式 直男しき すなおという謎の人物が発表した論文『仮想民俗学序説』が波紋を拡げる中、那智に殺人容疑がかけられる。しかも被害者の名前は式 直男なのだという。事件に巻き込まれた三國と由美子は那智の指示で、あの冬狐堂に会いに行くことに。やがて失踪した那智に代わり、三國が事件の真相に迫る。(表題作)
湖の底から発見された鳥居。神像を燃やしながら不気味な数え歌を歌う奇祭。異端の民族学者が挑む4つの短編を収録。
シリーズ第3弾。
今回も様々な民俗学のテーマを盛り込んだ内容になっています。

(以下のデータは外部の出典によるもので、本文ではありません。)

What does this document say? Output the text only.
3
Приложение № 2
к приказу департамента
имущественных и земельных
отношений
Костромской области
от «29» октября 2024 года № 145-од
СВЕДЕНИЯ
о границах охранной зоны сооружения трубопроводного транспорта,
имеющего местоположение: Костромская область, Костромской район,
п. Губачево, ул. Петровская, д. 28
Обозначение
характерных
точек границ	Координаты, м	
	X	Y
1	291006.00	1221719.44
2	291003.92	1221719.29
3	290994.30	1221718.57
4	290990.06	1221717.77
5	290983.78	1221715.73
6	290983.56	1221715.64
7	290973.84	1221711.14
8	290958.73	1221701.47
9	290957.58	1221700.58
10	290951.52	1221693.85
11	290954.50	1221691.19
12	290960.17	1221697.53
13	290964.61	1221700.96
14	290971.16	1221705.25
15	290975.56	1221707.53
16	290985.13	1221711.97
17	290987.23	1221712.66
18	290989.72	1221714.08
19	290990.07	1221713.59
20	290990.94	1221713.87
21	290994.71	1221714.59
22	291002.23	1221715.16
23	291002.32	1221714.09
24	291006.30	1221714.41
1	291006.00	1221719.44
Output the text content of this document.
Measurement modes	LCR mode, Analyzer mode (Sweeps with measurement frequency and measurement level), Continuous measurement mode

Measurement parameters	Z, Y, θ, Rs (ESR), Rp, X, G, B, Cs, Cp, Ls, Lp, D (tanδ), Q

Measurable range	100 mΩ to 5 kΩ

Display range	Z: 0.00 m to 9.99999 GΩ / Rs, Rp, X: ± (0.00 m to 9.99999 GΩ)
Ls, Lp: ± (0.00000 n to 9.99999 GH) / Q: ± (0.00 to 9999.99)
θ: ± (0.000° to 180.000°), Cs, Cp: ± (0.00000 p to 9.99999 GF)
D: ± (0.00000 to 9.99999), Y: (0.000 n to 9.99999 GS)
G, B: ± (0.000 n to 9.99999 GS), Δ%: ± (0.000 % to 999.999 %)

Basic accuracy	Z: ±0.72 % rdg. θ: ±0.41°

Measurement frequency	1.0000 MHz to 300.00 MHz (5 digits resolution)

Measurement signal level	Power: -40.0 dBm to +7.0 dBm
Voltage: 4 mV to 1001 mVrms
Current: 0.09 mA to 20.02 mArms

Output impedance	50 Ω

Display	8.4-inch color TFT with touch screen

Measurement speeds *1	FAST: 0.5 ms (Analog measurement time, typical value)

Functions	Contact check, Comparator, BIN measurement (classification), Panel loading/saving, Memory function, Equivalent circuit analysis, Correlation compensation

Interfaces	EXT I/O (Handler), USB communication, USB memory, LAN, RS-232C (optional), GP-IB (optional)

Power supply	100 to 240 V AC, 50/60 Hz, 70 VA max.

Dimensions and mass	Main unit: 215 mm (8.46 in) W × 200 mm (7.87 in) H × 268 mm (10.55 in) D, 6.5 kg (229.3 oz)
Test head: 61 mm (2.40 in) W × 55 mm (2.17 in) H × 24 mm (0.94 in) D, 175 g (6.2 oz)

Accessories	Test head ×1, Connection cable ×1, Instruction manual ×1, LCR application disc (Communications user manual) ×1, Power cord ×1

前作からレギュラー入りした由美子を含め、「写楽・考」では以前〈狐〉を名乗っていた女も再登場。物語はより広がりを見せていきます。
古代における人形や神の扱い。鳥居のルーツ、なぜ鳥が居ると書くのか。そして那智の最大のピンチを三國は救えるのか。
そして表題作「写楽・考」では最後にとある仮説が示されます。タイトル通りではあるんですけど、この件はいろんな作家さんがいろんな仮説を立てているので比較してみたらおもしろいと思います。